I want automatically analyse string for all present types of chars and also create a RegEx pattern based on a column with a sample template.
So that later any string which is related to this pattern could be cleaned by only allowed chars and then aligned with pattern.
For example samples could be:
"A111AA1" - means that all possible chars: only letters and didgits; pattern should be: first letter, then 3 digits, followed by 2 letters and 1 digit.
"11AA-111A" - means that possible chars: letters, digits, hyphen/dash; pattern: 2 digits, 2 letters, dash, 3 digits, 1 letter.

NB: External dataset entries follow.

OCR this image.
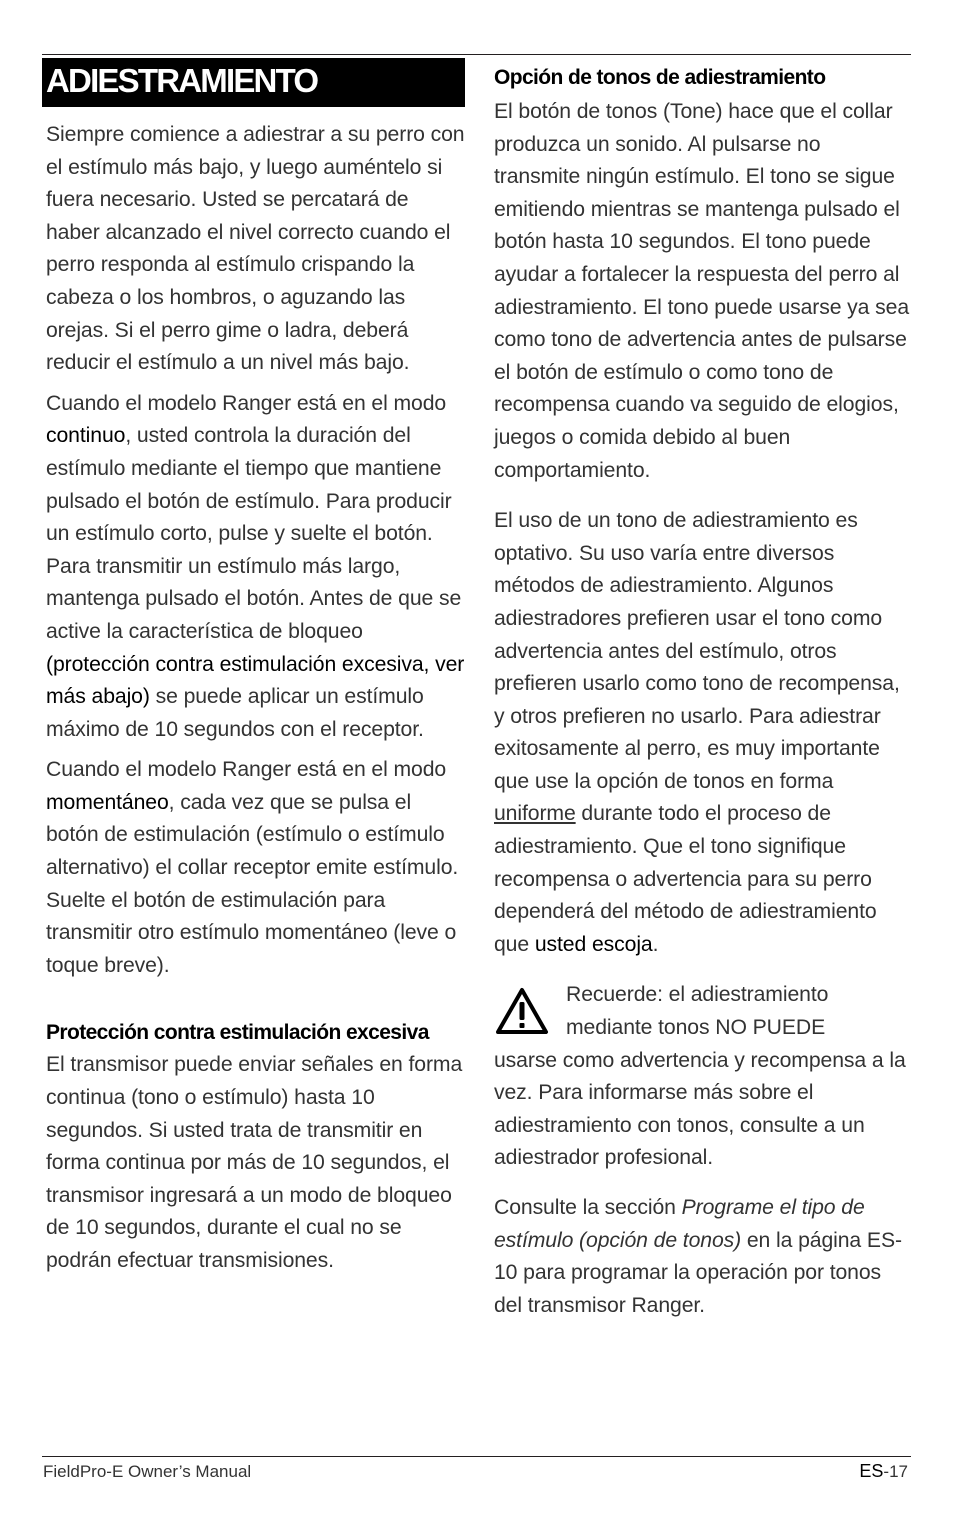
ADIESTRAMIENTO

Siempre comience a adiestrar a su perro con el estímulo más bajo, y luego auméntelo si fuera necesario. Usted se percatará de haber alcanzado el nivel correcto cuando el perro responda al estímulo crispando la cabeza o los hombros, o aguzando las orejas. Si el perro gime o ladra, deberá reducir el estímulo a un nivel más bajo.

Cuando el modelo Ranger está en el modo continuo, usted controla la duración del estímulo mediante el tiempo que mantiene pulsado el botón de estímulo. Para producir un estímulo corto, pulse y suelte el botón. Para transmitir un estímulo más largo, mantenga pulsado el botón. Antes de que se active la característica de bloqueo (protección contra estimulación excesiva, ver más abajo) se puede aplicar un estímulo máximo de 10 segundos con el receptor.

Cuando el modelo Ranger está en el modo momentáneo, cada vez que se pulsa el botón de estimulación (estímulo o estímulo alternativo) el collar receptor emite estímulo. Suelte el botón de estimulación para transmitir otro estímulo momentáneo (leve o toque breve).

Protección contra estimulación excesiva

El transmisor puede enviar señales en forma continua (tono o estímulo) hasta 10 segundos. Si usted trata de transmitir en forma continua por más de 10 segundos, el transmisor ingresará a un modo de bloqueo de 10 segundos, durante el cual no se podrán efectuar transmisiones.

Opción de tonos de adiestramiento

El botón de tonos (Tone) hace que el collar produzca un sonido. Al pulsarse no transmite ningún estímulo. El tono se sigue emitiendo mientras se mantenga pulsado el botón hasta 10 segundos. El tono puede ayudar a fortalecer la respuesta del perro al adiestramiento. El tono puede usarse ya sea como tono de advertencia antes de pulsarse el botón de estímulo o como tono de recompensa cuando va seguido de elogios, juegos o comida debido al buen comportamiento.

El uso de un tono de adiestramiento es optativo. Su uso varía entre diversos métodos de adiestramiento. Algunos adiestradores prefieren usar el tono como advertencia antes del estímulo, otros prefieren usarlo como tono de recompensa, y otros prefieren no usarlo. Para adiestrar exitosamente al perro, es muy importante que use la opción de tonos en forma uniforme durante todo el proceso de adiestramiento. Que el tono signifique recompensa o advertencia para su perro dependerá del método de adiestramiento que usted escoja.

Recuerde: el adiestramiento
mediante tonos NO PUEDE
usarse como advertencia y recompensa a la vez. Para informarse más sobre el adiestramiento con tonos, consulte a un adiestrador profesional.

Consulte la sección Programe el tipo de estímulo (opción de tonos) en la página ES-10 para programar la operación por tonos del transmisor Ranger.

FieldPro-E Owner’s Manual	ES-17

Is it possible without manual if-else hardcoding? Unique patterns could be > 1000.
Thanks.
Regarding extracting all possible chars in string I've created following function. It creates RegEx with existing (allowed) chars in pattern.

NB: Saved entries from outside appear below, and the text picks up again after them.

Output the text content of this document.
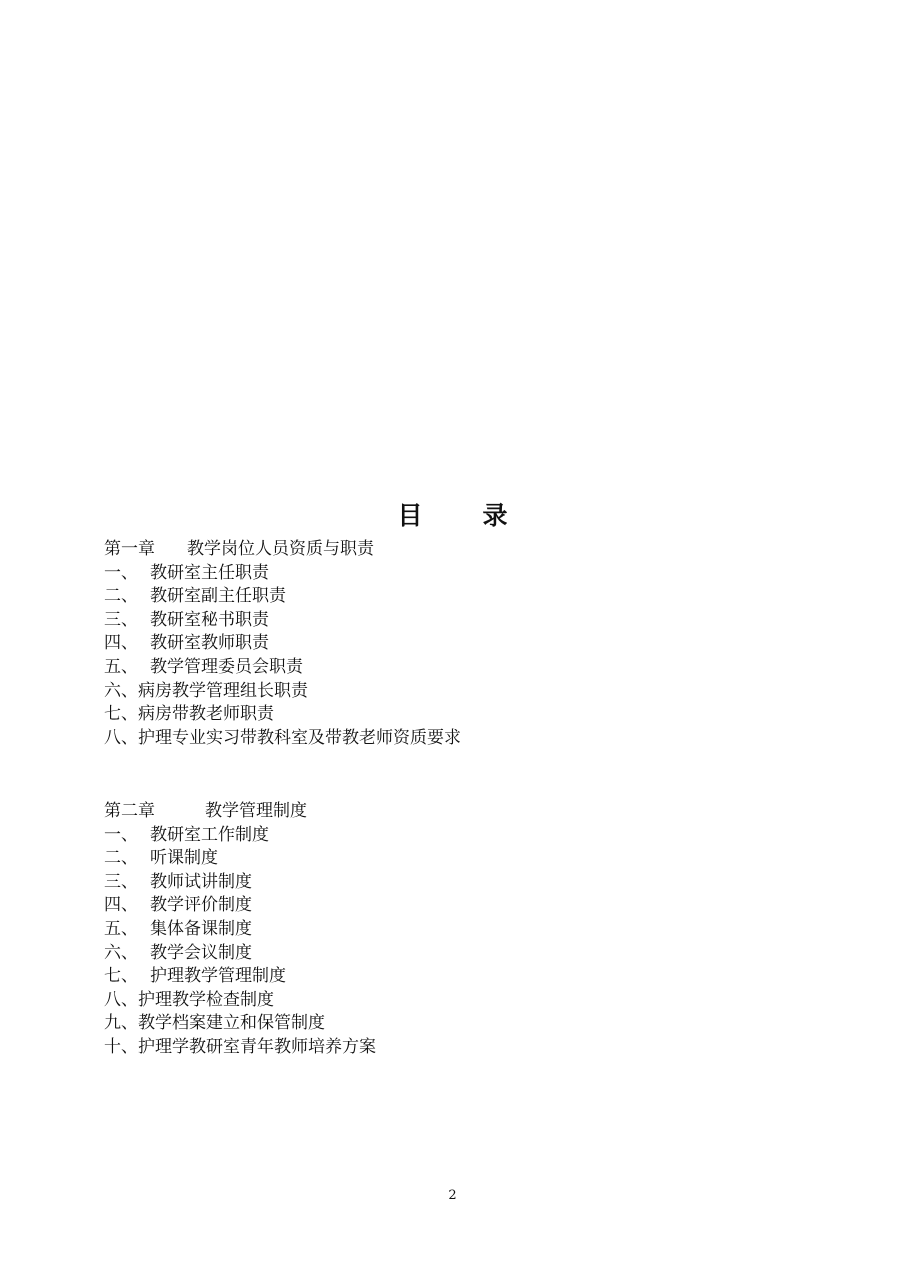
目 录
第一章 教学岗位人员资质与职责
一、 教研室主任职责
二、 教研室副主任职责
三、 教研室秘书职责
四、 教研室教师职责
五、 教学管理委员会职责
六、病房教学管理组长职责
七、病房带教老师职责
八、护理专业实习带教科室及带教老师资质要求
第二章	教学管理制度
一、 教研室工作制度
二、 听课制度
三、 教师试讲制度
四、 教学评价制度
五、 集体备课制度
六、 教学会议制度
七、 护理教学管理制度
八、护理教学检查制度
九、教学档案建立和保管制度
十、护理学教研室青年教师培养方案
2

If you know better method, let me know.
def extractCharsFromPattern(pattern: str) -> str:
allowedChars = []
# Convert string to set of chars
pattern = ''.join(set(pattern))
# Letters
if re.findall(r"[a-zA-Z]", pattern):
allowedChars.append("a-zA-Z")
pattern = re.sub(r"[a-zA-Z]", "", pattern)
# Digits
if re.findall(r"[0-9]", pattern):
allowedChars.append("0-9")
pattern = re.sub(r"[0-9]", "", pattern)
# Special chars
allowedChars.append(pattern)
# Prepare in regex format
allowedChars = "[" + "".join(allowedChars) + "]"
return allowedChars
If your patterns are that simplistic then of course you can match on that to get a regex, for example:
patterns = ["A111AA1", "11AA-111A"]
for pattern in patterns:
re_pattern = ''.join([r'\d' if c.isdigit() else r'[a-zA-Z]' if c.isalpha() else r'-' if c=='-' else '???' for c in pattern])
print (pattern, '-->', re_pattern)
A111AA1 --> [a-zA-Z]\d\d\d[a-zA-Z][a-zA-Z]\d
11AA-111A --> \d\d[a-zA-Z][a-zA-Z]-\d\d\d[a-zA-Z]
From your comments, if you just want a character class, you'd chain it all together. Here is an example one-line but based on your requirements you'd put it in a function:
>>> s="AA-22"
>>> r = ('[' # start of character class
+ ('a-z' if re.search(r'[a-z]', s) else '') # have a lowercase?
+ ('A-Z' if re.search(r'[A-Z]', s) else '') # have an uppercase?
+ ('0-9' if re.search(r'[0-9]', s) else '') # have a number?
+ ('-' if re.search(r'-', s) else '') # have a dash
+ ']' # end of character class
+ '{' + str(len(s)) + '}' # enforce a length?
)
# '[A-Z0-9-]{5}'
>>> re.search(r, "BB-44").group(0)
# 'BB-44'